I get down on my knees, balance myself on one hand, and shoot my marble across the dirt. Missed the one I was aiming at.
As much as I love our games, I know me and Johnny cain’t do this forever. Cain’t play forever. Johnny’ll grow up soon and go the way that we have to — blacks and whites. I spoke to Albert last week about his South. About leaving here once and for all like Hazel woulda wanted me to.
He said we had two choices. The Railroad, north, or these Freedom Fighters, south.
“Both got problems,” he said. “The Railroad’s made of good people with safe places to get negroes out of this country. Not to Boston. Negroes is slaves there, too. North means Canada.
“Problem is, the Underground Railroad, north, don’t start ’til Virginia. Who gon’ get us to Virginia from Georgia? There ain’t no secret maps to show us how. It ain’t organized for us here. We’re too far south.”
Albert had heard of a newer railroad to freedom that comes twice a year, fall and spring. And that’s only maybe.
“It can take us up to Virginia,” he said. “More dangerous and a longer journey. Could leave us worser off, too.”
Our second choice was these Freedom Fighters going south.
“Law ain’t looking for negroes heading to Mexico like they do for ones going north. But the way south has been weakened in the last two years. Slave owners are getting wise to the trick. Fighters used to go around asking owners to hire their slaves for the week. Paid top dollar for borrowed labor, but not enough to buy a slave outright, and when that slave never got returned, the Fighters and their property had a one-week head start.
“Didn’t take long for word to spread that owners was getting duped, their slaves kidnapped, for the cost of a week’s wage. So for a long while, couldn’t nobody — a kidnapper or employer — hire out a slave. Not even for a day.
“The Freedom Fighters had to change their method ’cause nothing was gon’ stop ’em from risking their lives for God’s will — to set the captives free — so they started taking ’em. Outright stealing ’em. Took whole families. Made their own meshwork of willing men, and fed and watered steeds, lined the way from here to Texas, racing the devil. That became the fear of slave owners, the threat — having their property kidnapped.
“So Fighters started moving into communities, building relationships with owners, would hire a couple of their new neighbor’s slaves for the day, return ’em back. Hire ’em for two more days, return ’em. A week, return ’em, kneading the leather soft so that the next time they hired slaves, they’d take ’em. Weren’t no going back, neither. For nobody.
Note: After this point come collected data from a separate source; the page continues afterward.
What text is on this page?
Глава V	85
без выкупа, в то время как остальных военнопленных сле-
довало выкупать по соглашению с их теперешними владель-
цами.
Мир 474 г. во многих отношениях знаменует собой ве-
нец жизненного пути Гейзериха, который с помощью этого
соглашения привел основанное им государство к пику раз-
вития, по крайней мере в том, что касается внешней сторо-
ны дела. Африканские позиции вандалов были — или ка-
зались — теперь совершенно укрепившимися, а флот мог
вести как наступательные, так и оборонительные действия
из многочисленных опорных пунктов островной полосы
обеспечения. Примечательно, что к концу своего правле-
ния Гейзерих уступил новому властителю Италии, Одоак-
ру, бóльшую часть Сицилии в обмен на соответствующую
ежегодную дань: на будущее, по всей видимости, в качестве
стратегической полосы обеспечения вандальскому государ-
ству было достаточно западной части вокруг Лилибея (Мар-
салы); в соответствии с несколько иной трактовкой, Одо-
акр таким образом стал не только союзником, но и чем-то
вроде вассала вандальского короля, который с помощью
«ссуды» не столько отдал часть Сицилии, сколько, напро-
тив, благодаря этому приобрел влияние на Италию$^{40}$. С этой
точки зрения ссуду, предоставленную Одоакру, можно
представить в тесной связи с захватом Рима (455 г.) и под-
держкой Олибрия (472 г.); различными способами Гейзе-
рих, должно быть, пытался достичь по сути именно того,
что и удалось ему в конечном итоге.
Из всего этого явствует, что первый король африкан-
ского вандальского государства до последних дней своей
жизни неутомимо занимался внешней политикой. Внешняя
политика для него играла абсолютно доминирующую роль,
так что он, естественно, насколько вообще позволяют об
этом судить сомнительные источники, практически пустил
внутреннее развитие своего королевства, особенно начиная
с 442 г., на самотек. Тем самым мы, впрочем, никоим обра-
To the life they built or the people they knew.
“The Fighters are more careful now. Don’t go near places they been. They ain’t been through Conyers before. Are set to do it in the next six months. A pass through only,” he said. “An arrangement made by the Mexican girl, Soledad.”
“I know her,” I told Albert. “I mean, I met her.” She left here raging at Cynthia with a mask of grief and the devil in her eyes.
“Her father was a Freedom Fighter in Mexico and she said when these men come, we’ll know who they are by the orange stripe on their satchels. Orange, like sunsets and sweet fruit — the taste of fought-for freedom.”
JOHNNY HUNKERS DOWN next to me and shoots his marble. It flies past mine skipping a trail over the soft dirt. It leaves a dotted line behind. Click.
I squat on the last step behind Cynthia’s brothel. Inside, a handful of customers hoot and holler every time dice shake or get flung across the floor. Fists slam down and glass cups jump from broken tables. Crumpled dollars wave in the air to get in on the next game. A voice yells, “Seven!”
A young man is cheering ’cause he bet against the roller. The rest of the men inside moan ’cause they lost. An angry man throws his hands up and yells to the only winner, “You cheated! You and the roller in it together.”